Sujet : Re: technology discussion → does the world need a "new" C ?
De : bc (at) *nospam* freeuk.com (Bart)
Groupes : comp.lang.cDate : 17. Aug 2024, 18:07:38
Autres entêtes
Organisation : A noiseless patient Spider
Message-ID : <v9qlco$1vqpa$1@dont-email.me>
References : 1 2 3 4 5 6 7 8 9 10 11 12 13 14 15 16 17 18 19 20 21 22
User-Agent : Mozilla Thunderbird
On 17/08/2024 15:41, Tim Rentsch wrote:
Bart <bc@freeuk.com> writes:
OK. So why do you agree with this:
>
C call-by-value call-by-reference
=============== =================
(pointer argument) F(p) (disallowed)
>
What is 'pointer argument' here?
Try thinking harder. Everyone else understood.
I could equally say that everyone understood what was meant by 'implicit cast'.
But here you really have to explain what you mean by a pointer argument, since there is no reason why such a type can't be passed by reference.
Lacking such an explanation, I'd have to say still that 'disallowed' is generally incorrect. Try harder with your arguments.
(I earlier toyed with a proposal to add by-reference parameters to C.
But I decided not to actually implement it to see how well it would; I was satisified that it probably would. (I've been doing this stuff a long time.)
Under that scheme, ANY parameter type can be passed by reference.
But it would be incompatible with C's array-decay behaviour. So currently:
void F(int A[]) { A[i];} // A has type int*
int x[10]; F(x); // Passes &x[10] of type int*
It would be:
void F(&int A[]) { A[i];} // A has apparent type int[]
// but is really int(*)[]
int x[10]; F(x); // Apparently passes type int[10]

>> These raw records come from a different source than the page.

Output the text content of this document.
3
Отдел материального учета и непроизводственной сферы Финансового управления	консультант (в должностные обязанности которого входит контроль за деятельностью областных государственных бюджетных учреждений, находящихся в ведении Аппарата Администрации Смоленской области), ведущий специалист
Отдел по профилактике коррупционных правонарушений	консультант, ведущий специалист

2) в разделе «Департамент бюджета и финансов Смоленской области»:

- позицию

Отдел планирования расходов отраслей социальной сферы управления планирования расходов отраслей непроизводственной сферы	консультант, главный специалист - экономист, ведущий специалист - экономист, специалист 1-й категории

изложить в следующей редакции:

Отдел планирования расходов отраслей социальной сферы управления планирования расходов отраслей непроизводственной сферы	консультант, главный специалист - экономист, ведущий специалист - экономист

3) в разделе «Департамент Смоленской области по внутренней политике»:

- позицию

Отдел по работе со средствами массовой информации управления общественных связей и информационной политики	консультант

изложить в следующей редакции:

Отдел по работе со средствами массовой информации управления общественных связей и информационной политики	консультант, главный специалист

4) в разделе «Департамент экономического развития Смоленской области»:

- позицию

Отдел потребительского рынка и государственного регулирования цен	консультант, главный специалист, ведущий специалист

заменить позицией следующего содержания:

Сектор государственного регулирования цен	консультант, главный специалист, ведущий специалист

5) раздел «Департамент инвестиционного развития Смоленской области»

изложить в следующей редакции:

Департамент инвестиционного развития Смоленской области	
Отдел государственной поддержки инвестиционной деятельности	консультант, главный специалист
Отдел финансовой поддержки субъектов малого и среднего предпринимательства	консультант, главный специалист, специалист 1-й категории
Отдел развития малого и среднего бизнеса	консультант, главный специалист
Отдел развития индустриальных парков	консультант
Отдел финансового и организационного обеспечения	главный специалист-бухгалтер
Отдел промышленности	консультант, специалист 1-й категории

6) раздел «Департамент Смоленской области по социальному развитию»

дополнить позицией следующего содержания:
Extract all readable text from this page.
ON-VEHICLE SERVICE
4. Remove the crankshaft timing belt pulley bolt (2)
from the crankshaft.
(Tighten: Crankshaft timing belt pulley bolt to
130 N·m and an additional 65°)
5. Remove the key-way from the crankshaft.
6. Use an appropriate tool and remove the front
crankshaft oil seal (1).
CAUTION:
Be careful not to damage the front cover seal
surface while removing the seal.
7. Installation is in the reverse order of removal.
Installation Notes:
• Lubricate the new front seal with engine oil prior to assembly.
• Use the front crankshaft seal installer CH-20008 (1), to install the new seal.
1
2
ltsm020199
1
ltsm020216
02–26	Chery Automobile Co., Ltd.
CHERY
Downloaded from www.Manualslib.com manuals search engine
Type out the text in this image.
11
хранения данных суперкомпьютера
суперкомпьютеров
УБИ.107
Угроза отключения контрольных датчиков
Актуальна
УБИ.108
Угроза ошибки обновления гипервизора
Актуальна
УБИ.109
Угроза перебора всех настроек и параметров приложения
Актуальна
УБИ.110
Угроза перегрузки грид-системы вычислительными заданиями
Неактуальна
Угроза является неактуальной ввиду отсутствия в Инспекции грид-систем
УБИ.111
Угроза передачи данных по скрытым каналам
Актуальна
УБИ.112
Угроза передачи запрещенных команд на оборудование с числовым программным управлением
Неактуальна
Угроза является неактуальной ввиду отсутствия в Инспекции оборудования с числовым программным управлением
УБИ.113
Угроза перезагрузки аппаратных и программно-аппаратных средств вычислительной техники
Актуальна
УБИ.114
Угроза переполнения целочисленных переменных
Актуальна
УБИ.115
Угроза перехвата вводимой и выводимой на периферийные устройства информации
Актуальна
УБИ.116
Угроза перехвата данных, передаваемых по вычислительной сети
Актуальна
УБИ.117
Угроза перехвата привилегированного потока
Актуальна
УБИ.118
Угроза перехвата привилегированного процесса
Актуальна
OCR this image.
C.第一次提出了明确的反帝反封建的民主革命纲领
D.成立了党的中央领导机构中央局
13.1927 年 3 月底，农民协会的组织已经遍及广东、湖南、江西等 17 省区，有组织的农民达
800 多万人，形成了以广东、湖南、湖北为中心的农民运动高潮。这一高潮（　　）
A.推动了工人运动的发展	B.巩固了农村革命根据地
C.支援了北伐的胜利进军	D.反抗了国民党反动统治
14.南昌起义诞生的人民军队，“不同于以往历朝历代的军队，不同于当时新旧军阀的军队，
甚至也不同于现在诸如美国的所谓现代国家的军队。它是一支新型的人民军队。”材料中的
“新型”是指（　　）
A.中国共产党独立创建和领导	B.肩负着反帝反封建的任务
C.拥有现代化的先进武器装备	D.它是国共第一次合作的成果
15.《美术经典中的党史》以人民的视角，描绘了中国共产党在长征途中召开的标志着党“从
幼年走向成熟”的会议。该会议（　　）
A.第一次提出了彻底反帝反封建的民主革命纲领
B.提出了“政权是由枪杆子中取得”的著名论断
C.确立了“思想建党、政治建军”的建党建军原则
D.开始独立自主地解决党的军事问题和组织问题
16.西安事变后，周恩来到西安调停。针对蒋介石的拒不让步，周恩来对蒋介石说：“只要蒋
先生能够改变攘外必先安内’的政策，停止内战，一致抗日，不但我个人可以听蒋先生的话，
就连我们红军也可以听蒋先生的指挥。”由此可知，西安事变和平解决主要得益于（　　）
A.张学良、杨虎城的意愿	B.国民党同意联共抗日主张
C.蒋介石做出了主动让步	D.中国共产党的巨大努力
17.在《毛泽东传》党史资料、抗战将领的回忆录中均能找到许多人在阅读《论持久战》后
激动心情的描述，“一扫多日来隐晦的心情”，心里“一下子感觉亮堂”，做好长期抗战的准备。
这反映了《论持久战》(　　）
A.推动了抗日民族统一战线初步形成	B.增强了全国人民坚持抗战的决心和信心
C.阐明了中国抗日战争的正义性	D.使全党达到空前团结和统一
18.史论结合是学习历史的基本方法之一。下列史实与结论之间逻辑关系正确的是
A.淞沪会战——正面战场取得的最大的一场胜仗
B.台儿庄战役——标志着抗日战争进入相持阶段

// but really &x which is int(*)[10]
(A pointer to an array 10 should be compatible with a pointer to array 0.)
The advantage is better type-safety: you can only pass an actual array type and not the address of random integer. Neither can you pass NULL.
But no array-to-pointer decay happens with F(x) when F is by-ref, since it is really treated as F(&x).)